The Board could have left it there but proceeded to make some hopeful comment for those seeking effective protection of machine learning inventions per se. In the Board’s own words:
“The Board stresses that there can be no reasonable doubt that neural networks can provide technical tools useful for automating human tasks or solving technical problems. In most cases, however, this requires them to be sufficiently specified, in particular as regards the training data and the technical task addressed. What specificity is required will regularly depend on the problem being considered, as it must be established that the trained neural network solves a technical problem in the claimed generality.” (Emphasis added)
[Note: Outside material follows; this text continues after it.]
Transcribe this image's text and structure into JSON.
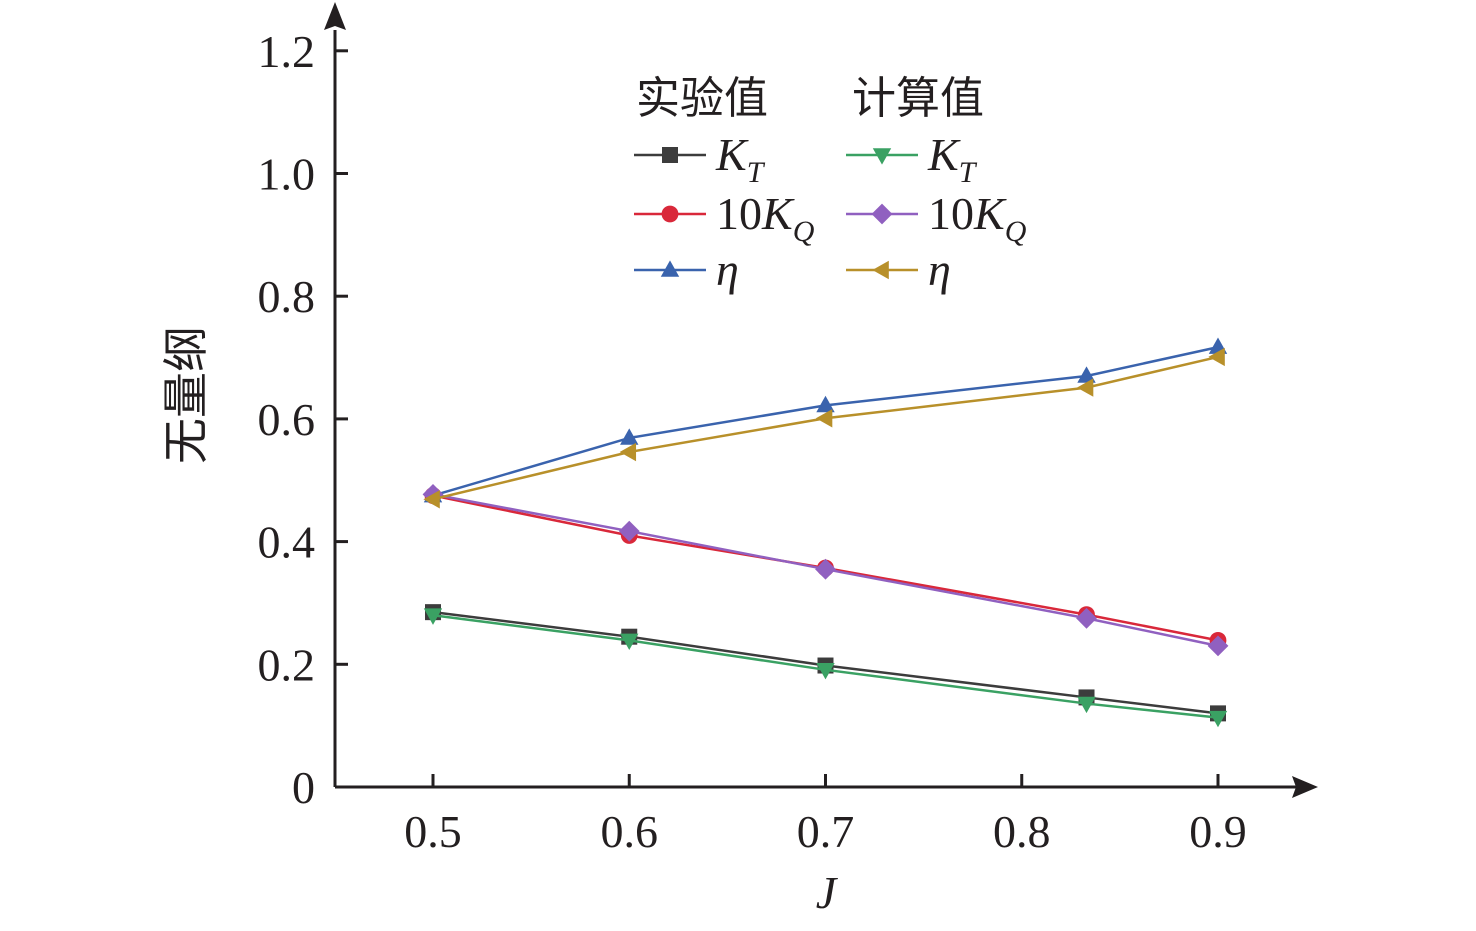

Perhaps even more interesting is that the Board finds it necessary in this case, in spite of already finding a lack of inventive step, to note that even if general methods for machine learning per se were to be considered as not part of the items of excluded subject matter (not a mathematical method per se), it would remain questionable whether the proposed connectivity scheme would provide a benefit beyond the mere reduction of storage requirements, for instance “a ‘good’ trade-off between computational requirements and learning capability”. Thus, while the Board could not see, in this particular case, for which type of learning tasks the proposed structure may be of benefit, and to what extent, there may yet be prospects for broadly protecting machine learning techniques that implement a given learning task with a demonstrable benefit, such as trading off conflicting technical requirements in a “good” way. While in practice some cases that can demonstrate such a benefit, for example by enabling parallel processing, do get allowed in first instance proceedings, it would be good to have some positive examples from the Boards of Appeal that help to settle this aspect of practice at the EPO. This case is a hopeful sign that if applicants involved in this area of patenting are looking out for the “right” cases to appeal, there are prospects of positively developing the case law in this area.